An update on the status of the R&D income tax incentive
It's been a mixed bag of updates. While the new R&D income tax incentive came into effect on 1 October 2012, the first series of responses to the applications started trickling through in the last quarter of 2013. This signaled hope that the incentive was back-on-track after a protracted period of silence.
In a very recent development, the DST has released a two new, compulsory forms. The first, a Progress Report, is required to be completed within 1 year of a taxpayer's application having been approved. The second, a Notifica-tion Form, is required to be completed each time a change to R&D is introduced. These Forms are not without their problems: the subject matter of both raise a number of serious concerns. A tongue-in-cheek view has been expressed of the authorities' penchant for seemingly endless paperwork and red tape! More seriously, there is a concern that, what was once an alluring, efficient tax incentive is starting to resemble a bureaucratic grant, disincentivising the incentive.

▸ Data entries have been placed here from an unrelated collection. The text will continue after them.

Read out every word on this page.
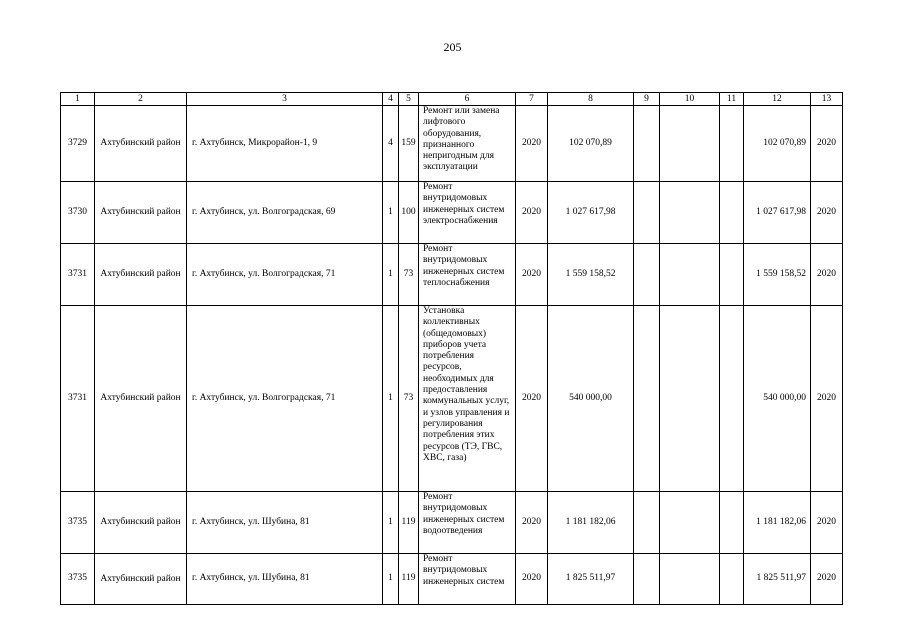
205
1	2	3	4	5	6	7	8	9	10	11	12	13
3729	Ахтубинский район	г. Ахтубинск, Микрорайон-1, 9	4	159	Ремонт или замена лифтового оборудования, признанного непригодным для эксплуатации	2020	102 070,89				102 070,89	2020
3730	Ахтубинский район	г. Ахтубинск, ул. Волгоградская, 69	1	100	Ремонт внутридомовых инженерных систем электроснабжения	2020	1 027 617,98				1 027 617,98	2020
3731	Ахтубинский район	г. Ахтубинск, ул. Волгоградская, 71	1	73	Ремонт внутридомовых инженерных систем теплоснабжения	2020	1 559 158,52				1 559 158,52	2020
3731	Ахтубинский район	г. Ахтубинск, ул. Волгоградская, 71	1	73	Установка коллективных (общедомовых) приборов учета потребления ресурсов, необходимых для предоставления коммунальных услуг, и узлов управления и регулирования потребления этих ресурсов (ТЭ, ГВС, ХВС, газа)	2020	540 000,00				540 000,00	2020
3735	Ахтубинский район	г. Ахтубинск, ул. Шубина, 81	1	119	Ремонт внутридомовых инженерных систем водоотведения	2020	1 181 182,06				1 181 182,06	2020
3735	Ахтубинский район	г. Ахтубинск, ул. Шубина, 81	1	119	Ремонт внутридомовых инженерных систем	2020	1 825 511,97				1 825 511,97	2020
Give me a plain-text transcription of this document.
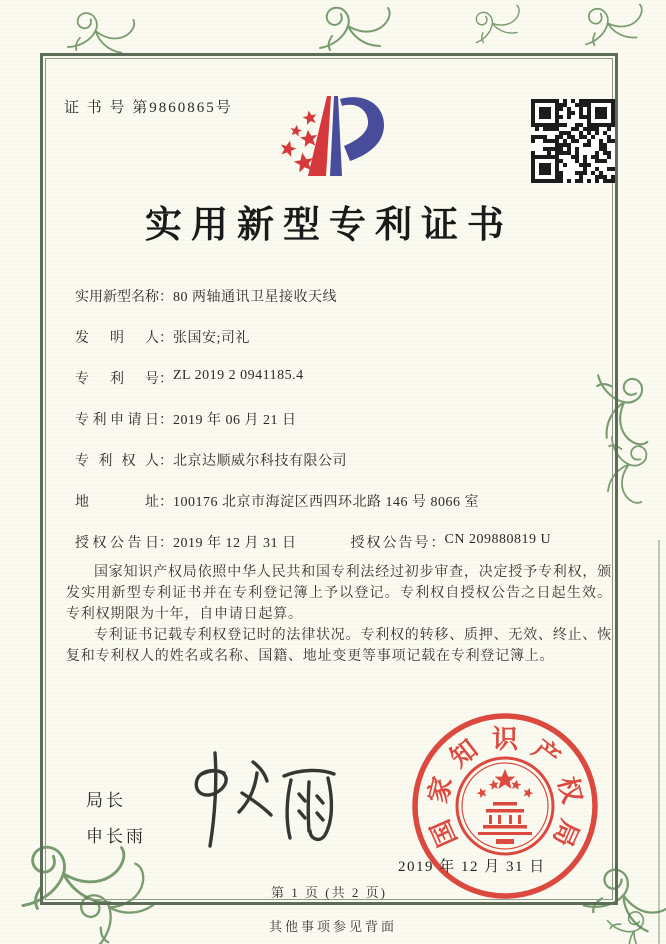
证 书 号 第9860865号
实用新型专利证书
实用新型名称：80 两轴通讯卫星接收天线
发明人：张国安;司礼
专利号：ZL 2019 2 0941185.4
专利申请日：2019 年 06 月 21 日
专利权人：北京达顺威尔科技有限公司
地址：100176 北京市海淀区西四环北路 146 号 8066 室
授权公告日：2019 年 12 月 31 日	授权公告号：CN 209880819 U

国家知识产权局依照中华人民共和国专利法经过初步审查，决定授予专利权，颁发实用新型专利证书并在专利登记簿上予以登记。专利权自授权公告之日起生效。专利权期限为十年，自申请日起算。

专利证书记载专利权登记时的法律状况。专利权的转移、质押、无效、终止、恢复和专利权人的姓名或名称、国籍、地址变更等事项记载在专利登记簿上。

局长
申长雨	国
家
知 识 产
权
局
2019 年 12 月 31 日
第 1 页 (共 2 页)
其他事项参见背面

Currently, there are three major issues of concern: first, the lengthy delays persist – taxpayers can continue to expect a wait in excess of 18 months for a substantive response after submitting an application. Since this prevents taxpayers from claiming the incentive in the year of assessment, this is no small matter.

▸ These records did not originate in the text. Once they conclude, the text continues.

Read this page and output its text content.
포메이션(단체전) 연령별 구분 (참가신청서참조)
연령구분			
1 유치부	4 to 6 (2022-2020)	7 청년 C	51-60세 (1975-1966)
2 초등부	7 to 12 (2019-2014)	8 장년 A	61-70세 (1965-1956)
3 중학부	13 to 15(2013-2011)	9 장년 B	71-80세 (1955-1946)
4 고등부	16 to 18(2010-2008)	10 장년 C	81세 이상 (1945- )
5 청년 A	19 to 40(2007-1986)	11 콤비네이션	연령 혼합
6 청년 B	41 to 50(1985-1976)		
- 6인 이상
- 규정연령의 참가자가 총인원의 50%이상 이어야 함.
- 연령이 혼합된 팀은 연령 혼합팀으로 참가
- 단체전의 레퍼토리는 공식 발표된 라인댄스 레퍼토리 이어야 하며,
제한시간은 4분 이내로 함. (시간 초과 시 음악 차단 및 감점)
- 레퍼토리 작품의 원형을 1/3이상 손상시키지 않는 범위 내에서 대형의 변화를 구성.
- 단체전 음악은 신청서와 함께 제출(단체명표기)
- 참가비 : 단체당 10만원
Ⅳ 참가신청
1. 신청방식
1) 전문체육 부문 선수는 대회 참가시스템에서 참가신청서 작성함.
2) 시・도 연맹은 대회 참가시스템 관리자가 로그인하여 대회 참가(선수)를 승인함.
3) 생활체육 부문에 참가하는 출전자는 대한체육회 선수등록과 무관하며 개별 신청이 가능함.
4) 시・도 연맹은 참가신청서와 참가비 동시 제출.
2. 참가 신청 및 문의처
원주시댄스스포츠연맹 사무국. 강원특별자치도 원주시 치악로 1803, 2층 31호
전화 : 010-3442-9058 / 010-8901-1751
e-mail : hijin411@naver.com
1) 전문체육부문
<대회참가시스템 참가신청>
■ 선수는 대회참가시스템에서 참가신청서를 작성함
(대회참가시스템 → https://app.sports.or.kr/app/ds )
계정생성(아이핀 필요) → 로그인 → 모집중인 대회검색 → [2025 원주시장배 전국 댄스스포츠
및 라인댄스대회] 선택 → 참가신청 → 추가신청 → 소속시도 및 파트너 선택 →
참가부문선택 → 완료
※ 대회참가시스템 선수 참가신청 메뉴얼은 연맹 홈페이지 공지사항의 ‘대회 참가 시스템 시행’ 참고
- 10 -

Second, the long-promised Best Practice Guideline has now been outstanding for almost two years. What makes this particularly problematic – apart from the obvious, inordinate delay – is the lack of certainty that has resulted in the vacuum created in its absence. Third, and what is of particular concern to us in recent months is a spate of applications that have been declined by the DST, without any substantive reasons being provided. A number of taxpayers have responded by demanding reasons under the Promotion Of Administrative Justice Act (PAJA) – we believe that litigation against the authorities is now inevitable, which is very unfortunate.
Over the past few years, the authorities have been urged and advised to put proper procedures in place to facilitate appeals processes. For unknown reasons, that advice was declined. We would suggest that the majority of complaints would be removed readily if this measure were introduced.

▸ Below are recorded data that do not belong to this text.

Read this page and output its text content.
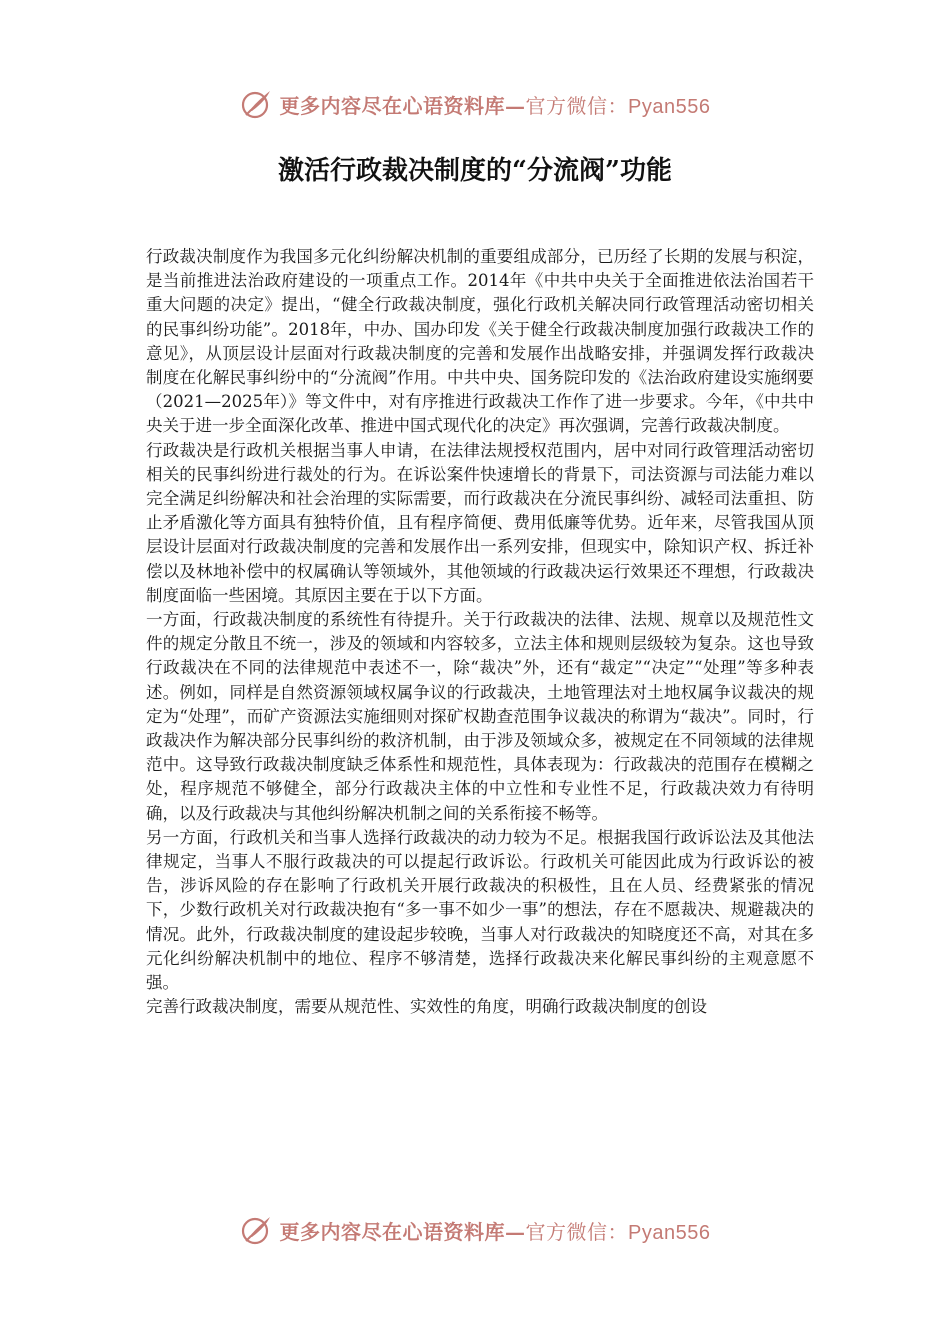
更多内容尽在心语资料库—官方微信：Pyan556
激活行政裁决制度的“分流阀”功能

行政裁决制度作为我国多元化纠纷解决机制的重要组成部分，已历经了长期的发展与积淀，是当前推进法治政府建设的一项重点工作。2014年《中共中央关于全面推进依法治国若干重大问题的决定》提出，“健全行政裁决制度，强化行政机关解决同行政管理活动密切相关的民事纠纷功能”。2018年，中办、国办印发《关于健全行政裁决制度加强行政裁决工作的意见》，从顶层设计层面对行政裁决制度的完善和发展作出战略安排，并强调发挥行政裁决制度在化解民事纠纷中的“分流阀”作用。中共中央、国务院印发的《法治政府建设实施纲要（2021—2025年）》等文件中，对有序推进行政裁决工作作了进一步要求。今年，《中共中央关于进一步全面深化改革、推进中国式现代化的决定》再次强调，完善行政裁决制度。

行政裁决是行政机关根据当事人申请，在法律法规授权范围内，居中对同行政管理活动密切相关的民事纠纷进行裁处的行为。在诉讼案件快速增长的背景下，司法资源与司法能力难以完全满足纠纷解决和社会治理的实际需要，而行政裁决在分流民事纠纷、减轻司法重担、防止矛盾激化等方面具有独特价值，且有程序简便、费用低廉等优势。近年来，尽管我国从顶层设计层面对行政裁决制度的完善和发展作出一系列安排，但现实中，除知识产权、拆迁补偿以及林地补偿中的权属确认等领域外，其他领域的行政裁决运行效果还不理想，行政裁决制度面临一些困境。其原因主要在于以下方面。

一方面，行政裁决制度的系统性有待提升。关于行政裁决的法律、法规、规章以及规范性文件的规定分散且不统一，涉及的领域和内容较多，立法主体和规则层级较为复杂。这也导致行政裁决在不同的法律规范中表述不一，除“裁决”外，还有“裁定”“决定”“处理”等多种表述。例如，同样是自然资源领域权属争议的行政裁决，土地管理法对土地权属争议裁决的规定为“处理”，而矿产资源法实施细则对探矿权勘查范围争议裁决的称谓为“裁决”。同时，行政裁决作为解决部分民事纠纷的救济机制，由于涉及领域众多，被规定在不同领域的法律规范中。这导致行政裁决制度缺乏体系性和规范性，具体表现为：行政裁决的范围存在模糊之处，程序规范不够健全，部分行政裁决主体的中立性和专业性不足，行政裁决效力有待明确，以及行政裁决与其他纠纷解决机制之间的关系衔接不畅等。

另一方面，行政机关和当事人选择行政裁决的动力较为不足。根据我国行政诉讼法及其他法律规定，当事人不服行政裁决的可以提起行政诉讼。行政机关可能因此成为行政诉讼的被告，涉诉风险的存在影响了行政机关开展行政裁决的积极性，且在人员、经费紧张的情况下，少数行政机关对行政裁决抱有“多一事不如少一事”的想法，存在不愿裁决、规避裁决的情况。此外，行政裁决制度的建设起步较晚，当事人对行政裁决的知晓度还不高，对其在多元化纠纷解决机制中的地位、程序不够清楚，选择行政裁决来化解民事纠纷的主观意愿不强。

完善行政裁决制度，需要从规范性、实效性的角度，明确行政裁决制度的创设

更多内容尽在心语资料库—官方微信：Pyan556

For what was a very brief moment, there was good news to report: earlier in the year, the DST put out a public tender for external consultants to assist in the assessment of the applications. This received praise from all quarters, and was expected to provide the skilled resources required to give proper, thorough attention to the growing backlog. Inexplicably, however, at the final hurdle, the DST insisted that applicants for the tender would be considered only if they had no experience in dealing with R&D tax incentive applications. We are not certain what advantage could be achieved by excluding experts from considera-tion in a specialised discipline, that is heavily dependent on experts. This decision has been criticised from industry, experts and taxpayers, and the DST has yet to act on the tender. In the meanwhile, the number of outstanding applications continues to rise.
Finally, and most recently, the DST has scheduled what is called an "Industry Information Session" for end-June, although no specific Agenda has been provided. We are hopeful that the appropriate, long-outstanding remedial action is implemented. After all, it's in no one's best interests to see the matter taken to court.